Now the gigs are under his belt, Macca is looking forward to settling down for Christmas with his family — including eight young grandchildren.
But the multi-millionaire global music icon's wishlist from Santa is modest in the extreme.
He said: "All I want for Christmas is a pair of black socks, ankle length. It's true."
And he added: "Christmas is all about family for me, like a lot of other people. It is a time when all of your family comes together.
"There is family, food, drink, overdoing it, excess and then recovery. It's A Wonderful Life is always a great film to watch, and The Snowman.
"There's always some great stuff on TV even if it's not Christmassy, but it's really the people for me. I've got eight grandkids now, which I can't believe either. It's just great hanging out with them. You sort of just sit in the middle of it and they do things around you."

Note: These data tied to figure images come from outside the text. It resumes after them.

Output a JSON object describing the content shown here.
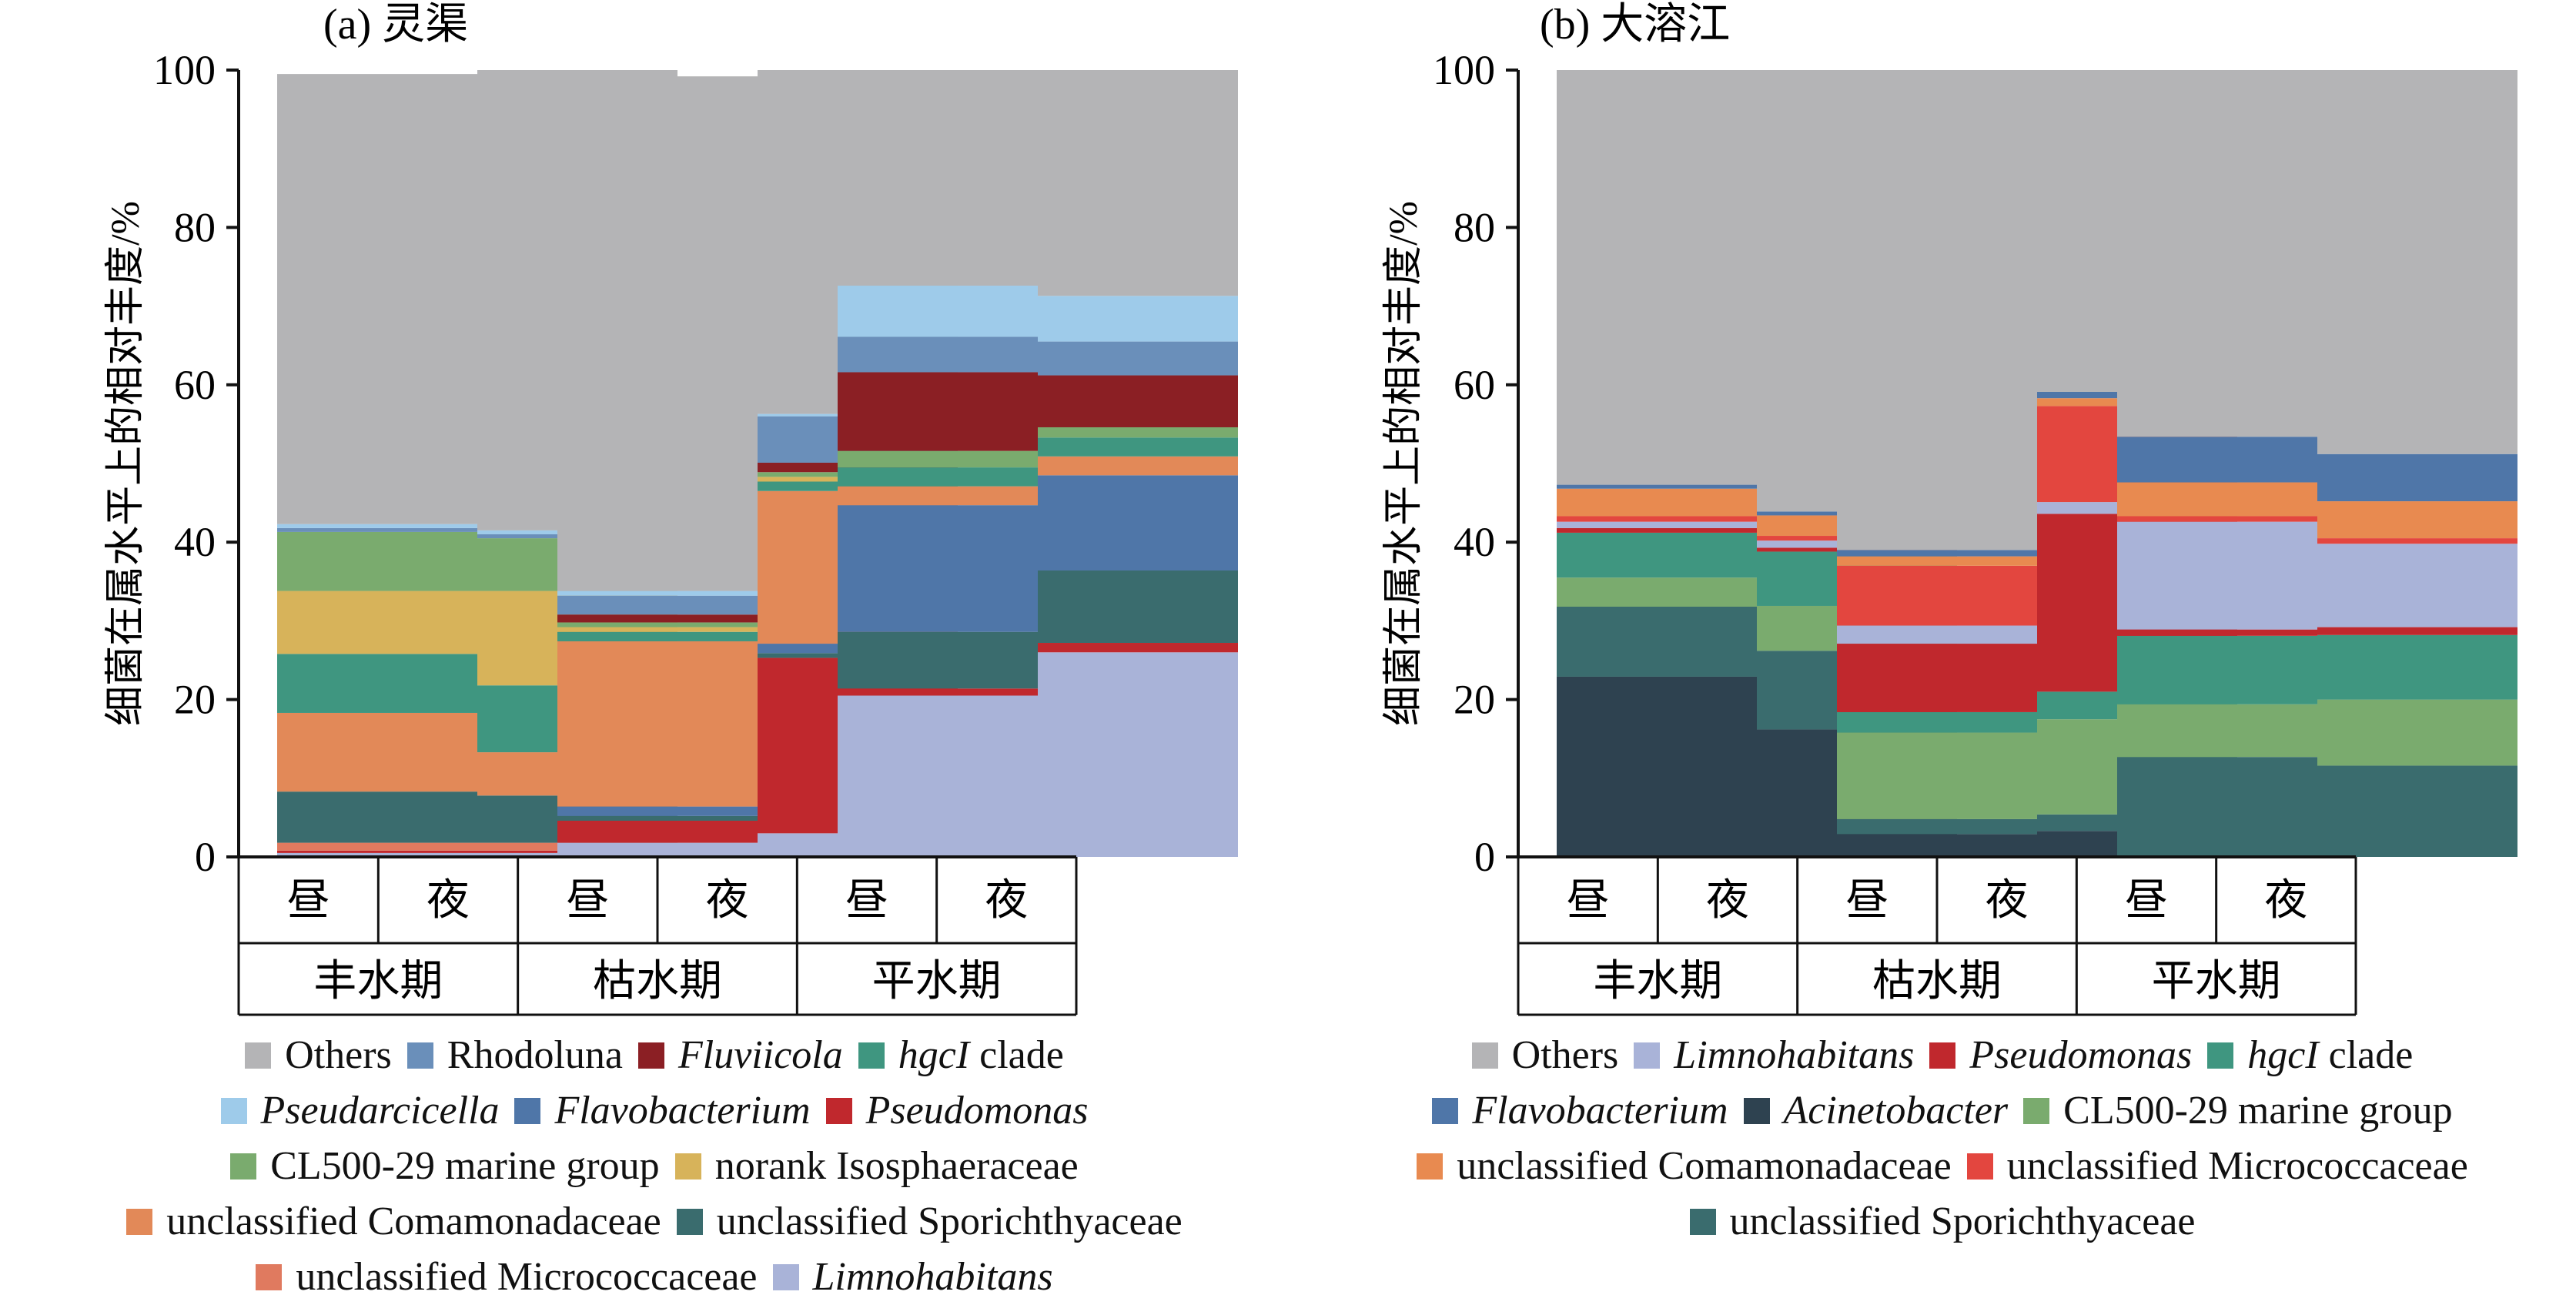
{
  "chart_data": [
    {
      "type": "bar",
      "stacked": true,
      "title": "(a) 灵渠",
      "ylabel": "细菌在属水平上的相对丰度/%",
      "ylim": [
        0,
        100
      ],
      "yticks": [
        "0",
        "20",
        "40",
        "60",
        "80",
        "100"
      ],
      "categories": [
        "昼",
        "夜",
        "昼",
        "夜",
        "昼",
        "夜"
      ],
      "groups": [
        "丰水期",
        "枯水期",
        "平水期"
      ],
      "series": [
        {
          "name": "Limnohabitans",
          "italic": true,
          "color": "#a9b3d8",
          "values": [
            0.5,
            0.5,
            1.8,
            3.0,
            20.5,
            26.0
          ]
        },
        {
          "name": "Pseudomonas",
          "italic": true,
          "color": "#c0282d",
          "values": [
            0.3,
            0.3,
            2.8,
            22.3,
            0.9,
            1.2
          ]
        },
        {
          "name": "unclassified Micrococcaceae",
          "italic": false,
          "color": "#e07a5f",
          "values": [
            1.0,
            1.0,
            0,
            0,
            0,
            0
          ]
        },
        {
          "name": "unclassified Sporichthyaceae",
          "italic": false,
          "color": "#3a6c6e",
          "values": [
            6.5,
            6.0,
            0.6,
            0.6,
            7.2,
            9.2
          ]
        },
        {
          "name": "Flavobacterium",
          "italic": true,
          "color": "#4f76a8",
          "values": [
            0,
            0,
            1.2,
            1.2,
            16.1,
            12.1
          ]
        },
        {
          "name": "unclassified Comamonadaceae",
          "italic": false,
          "color": "#e28958",
          "values": [
            10.0,
            5.5,
            21.0,
            19.4,
            2.4,
            2.4
          ]
        },
        {
          "name": "hgcI clade",
          "italic": true,
          "color": "#3f9680",
          "values": [
            7.5,
            8.5,
            1.2,
            1.2,
            2.4,
            2.4
          ]
        },
        {
          "name": "norank Isosphaeraceae",
          "italic": false,
          "color": "#d7b35a",
          "values": [
            8.0,
            12.0,
            0.6,
            0.6,
            0,
            0
          ]
        },
        {
          "name": "CL500-29 marine group",
          "italic": false,
          "color": "#7aab6e",
          "values": [
            7.5,
            6.7,
            0.6,
            0.6,
            2.1,
            1.3
          ]
        },
        {
          "name": "Fluviicola",
          "italic": true,
          "color": "#8b1f24",
          "values": [
            0,
            0,
            1.0,
            1.2,
            10.0,
            6.6
          ]
        },
        {
          "name": "Rhodoluna",
          "italic": false,
          "color": "#6a8fba",
          "values": [
            0.5,
            0.5,
            2.4,
            5.9,
            4.5,
            4.3
          ]
        },
        {
          "name": "Pseudarcicella",
          "italic": true,
          "color": "#9ecbea",
          "values": [
            0.5,
            0.5,
            0.6,
            0.3,
            6.5,
            5.8
          ]
        },
        {
          "name": "Others",
          "italic": false,
          "color": "#b4b4b6",
          "values": [
            57.2,
            58.5,
            65.4,
            43.7,
            27.4,
            28.7
          ]
        }
      ],
      "legend": [
        [
          "Others",
          "Rhodoluna",
          "Fluviicola",
          "hgcI clade"
        ],
        [
          "Pseudarcicella",
          "Flavobacterium",
          "Pseudomonas"
        ],
        [
          "CL500-29 marine group",
          "norank Isosphaeraceae"
        ],
        [
          "unclassified Comamonadaceae",
          "unclassified Sporichthyaceae"
        ],
        [
          "unclassified Micrococcaceae",
          "Limnohabitans"
        ]
      ]
    },
    {
      "type": "bar",
      "stacked": true,
      "title": "(b) 大溶江",
      "ylabel": "细菌在属水平上的相对丰度/%",
      "ylim": [
        0,
        100
      ],
      "yticks": [
        "0",
        "20",
        "40",
        "60",
        "80",
        "100"
      ],
      "categories": [
        "昼",
        "夜",
        "昼",
        "夜",
        "昼",
        "夜"
      ],
      "groups": [
        "丰水期",
        "枯水期",
        "平水期"
      ],
      "series": [
        {
          "name": "Acinetobacter",
          "italic": true,
          "color": "#2e4250",
          "values": [
            22.9,
            16.2,
            2.9,
            3.3,
            0,
            0
          ]
        },
        {
          "name": "unclassified Sporichthyaceae",
          "italic": false,
          "color": "#3a6c6e",
          "values": [
            8.9,
            10.0,
            1.9,
            2.1,
            12.7,
            11.6
          ]
        },
        {
          "name": "CL500-29 marine group",
          "italic": false,
          "color": "#7aab6e",
          "values": [
            3.7,
            5.7,
            11.0,
            12.1,
            6.7,
            8.4
          ]
        },
        {
          "name": "hgcI clade",
          "italic": true,
          "color": "#3f9680",
          "values": [
            5.7,
            6.9,
            2.6,
            3.5,
            8.7,
            8.2
          ]
        },
        {
          "name": "Pseudomonas",
          "italic": true,
          "color": "#c0282d",
          "values": [
            0.6,
            0.5,
            8.7,
            22.6,
            0.8,
            1.0
          ]
        },
        {
          "name": "Limnohabitans",
          "italic": true,
          "color": "#a9b3d8",
          "values": [
            0.8,
            0.9,
            2.3,
            1.5,
            13.7,
            10.6
          ]
        },
        {
          "name": "unclassified Micrococcaceae",
          "italic": false,
          "color": "#e3463f",
          "values": [
            0.7,
            0.6,
            7.6,
            12.2,
            0.7,
            0.7
          ]
        },
        {
          "name": "unclassified Comamonadaceae",
          "italic": false,
          "color": "#e88a50",
          "values": [
            3.5,
            2.6,
            1.2,
            1.0,
            4.3,
            4.7
          ]
        },
        {
          "name": "Flavobacterium",
          "italic": true,
          "color": "#4f76a8",
          "values": [
            0.5,
            0.5,
            0.8,
            0.8,
            5.8,
            6.0
          ]
        },
        {
          "name": "Others",
          "italic": false,
          "color": "#b4b4b6",
          "values": [
            52.7,
            56.1,
            61.0,
            40.9,
            46.6,
            48.8
          ]
        }
      ],
      "legend": [
        [
          "Others",
          "Limnohabitans",
          "Pseudomonas",
          "hgcI clade"
        ],
        [
          "Flavobacterium",
          "Acinetobacter",
          "CL500-29 marine group"
        ],
        [
          "unclassified Comamonadaceae",
          "unclassified Micrococcaceae"
        ],
        [
          "unclassified Sporichthyaceae"
        ]
      ]
    }
  ]
}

Macca will treat his wife Nancy Shevell to a guided tour of Liverpool during his time off.
It's a route he knows very well, as he makes sure he retraces his childhood footsteps every time he returns.
He said: "I will be showing Nancy the sights in Liverpool, absolutely, yeah. I can't help it.
"Whenever I get there, I always take the route that takes me past all my old houses because I lived in a few places over Liverpool.
"There are a couple in Speke, I'll show her them. Then there's Allerton and then there's where I went to school, where John, George and Ringo lived. There's LIPA (The Liverpool Institute for Performing Arts, which Sir Paul co-founded) and the coffee bars I'd like to show her. I can't help it, it's just memories for me."
Sir Paul has just announced another new solo album, which will be released next February. It features his old pal Eric Clapton on guitar and jazz singer Diana Krall.
During the writing process he admitted he still looks to his time with John Lennon for inspiration.
He said: "Sometimes when I am writing I look back and wonder what John would do, particularly with a sticky point if I think I'm going down the wrong track.
"What would we do if we were clever? I would think, stop. Okay, what might we do here? And sometimes it can give you a bit of a clue.
"The truth is though, the best songs kind of write themselves. So if it's going well it just tumbles out and you don't need the second opinion.
"But if it gets a bit sticky, I do think, 'Imagine we are sitting down at John's place, diddle-do' and most of it is printable."
With a new album on the way it almost guarantees more concerts in the future.
It's sad to think that one day Sir Paul won't be able to go on stage and entertain millions. But any suggestion that he is hanging up his famous Höfner bass soon is well wide of the mark.
He said: "The thing is, it started a few years ago. Some DJ — normally in America — would say, 'I hear this is going to be your last tour.'
"I always say, 'Where did you hear that from?'
"Then we suspected it might be unscrupulous promoters trying to sell tickets off the back of it being my last tour.